Le second fait, pour lequel les récits le nomment, l'oppose cette fois-ci frontalement à Zeus : ce dernier, métamorphosé en aigle, avait enlevé Egine, fille d'Asopos. Les frasques amoureuses de Zeux sont légion, qui suscitent fréquemment jalousie et colère chez son épouse Héra ; cette fois c'est celle du père de la nymphe, prêt à tout pour sauver sa fille et même à désigner une source qui ne tarirait jamais. Sisyphe l'aida car pouvoir abreuver sa cité Corinthe, sans limite et sans crainte avait tout pour lui complaire. Il trahit donc le secret des dieux et dénonça Zeus qui fut bien vite contraint de fuir. Ce faisant il commit la pire erreur que pouvait perpétrer un mortel : trahir les dieux valait bien démesure puisque signifiait se prendre pour aussi puissants voire plus encore qu'eux. Inutile d'imaginer la colère de Zeus non plus que sa volonté de vengeance : Sisyphe devait mourir. Il fit donc envoyer Thanatos mais ce dernier se fit piéger par Sisyphe qui, lui faisant croire que ses menottes étaient défectueuses, les lui fit essayer et l'entrava ainsi avec ses propres outils. Mais Sisyphe sans doute excité par sa propre audace et son insolente réussite, commit alors une seconde erreur, plus grave encore, plus offensante en tout cas pour Zeus : il séquestra Thanatos.

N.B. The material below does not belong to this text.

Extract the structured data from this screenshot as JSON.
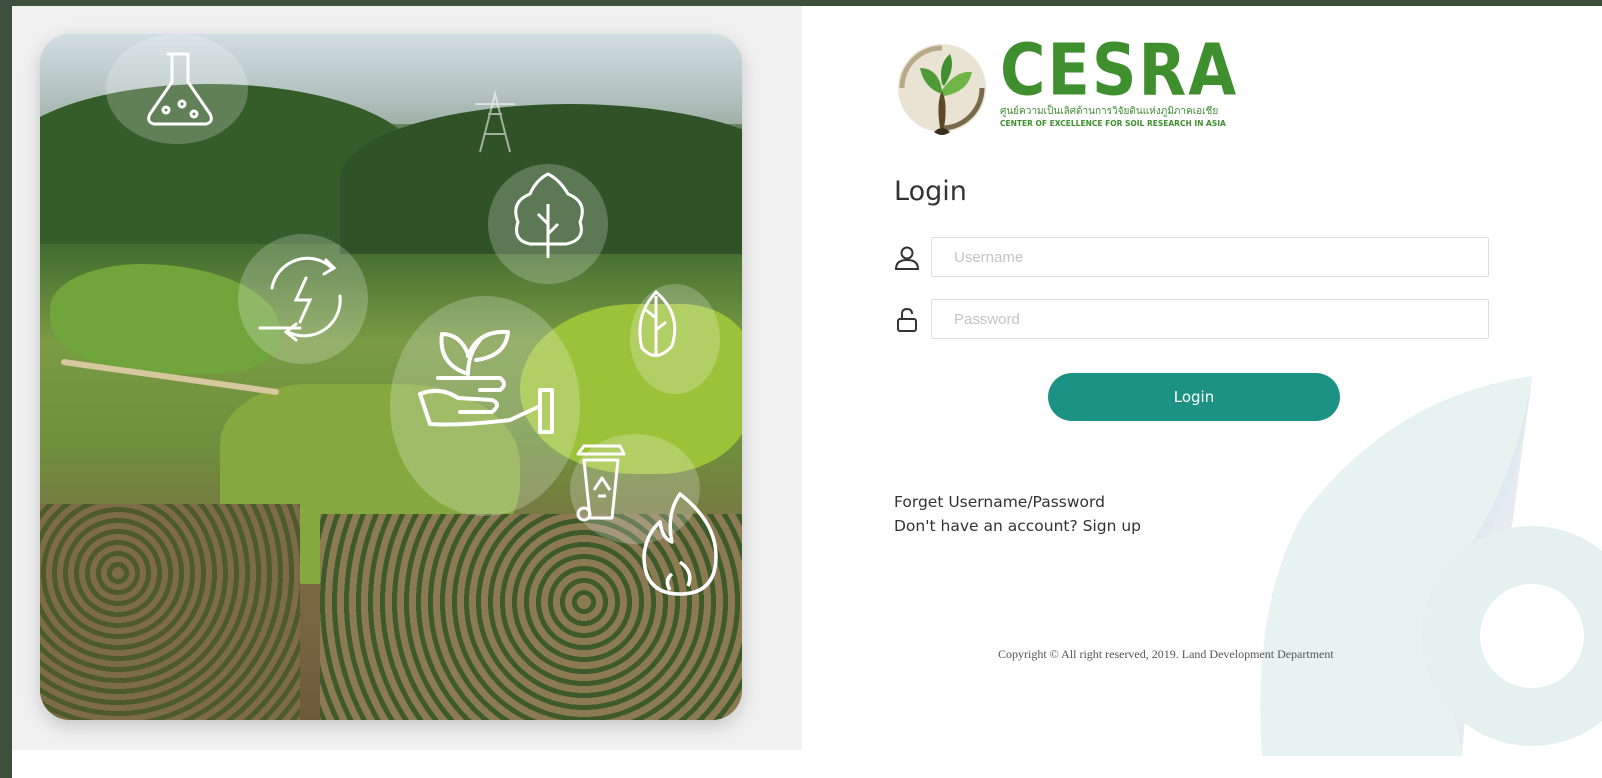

Comment mesurer l'incroyable offense mais l'incontestable réussite que dut représenter un tel exploit. Ce n'était ici pas seulement braver les dieux ; tenir Zeus en échec ; c'était toiser la Mort elle-même et la tenir en respect !

Zeus ne tarda pas à s'en apercevoir : plus personne ne mourrait et les Enfers commençaient à se dépeupler. Il manda donc à Arès, le dieu de la guerre d'aller quérir Sisyphe. Ce qu'il fit. Mais parvenu aux Enfers, il parvint à convaincre Hadès de le laisser retourner dans le monde des vivants régler ses affaires domestiques en lui promettant de revenir tout de suite après. Il faut dire qu'il avait préalablement demandé à sa femme de ne pas lui célébrer de funérailles. Double subterfuge, ici encore : l'homme décidément est roué et les dieux facilement dupés. Il fallut donc chercher Sisyphe de force - selon certains Hermès lui-même - et c'est pour cette ultime vilenie - pour ce second refus de la mort - qu'il est condamné à faire rouler indéfiniment son rocher.

Tel est l'homme : roué, rusé, menteur ; roublard. Il n'a peur de rien … pas même des dieux. Il joue sa chance …et gagne parfois. Sans doute, à un moment est-il allé trop loin : voici le grand péril de la démesure, de cette hybris que craignent tant les grecs. Est-ce d'avoir toisé les dieux ou d'avoir refusé la mort ?

L'ironie de l'histoire est que dans l'affaire il finit bien par conquérir sa forme d'éternité mais Camus a raison : elle est synonyme d'absurdité.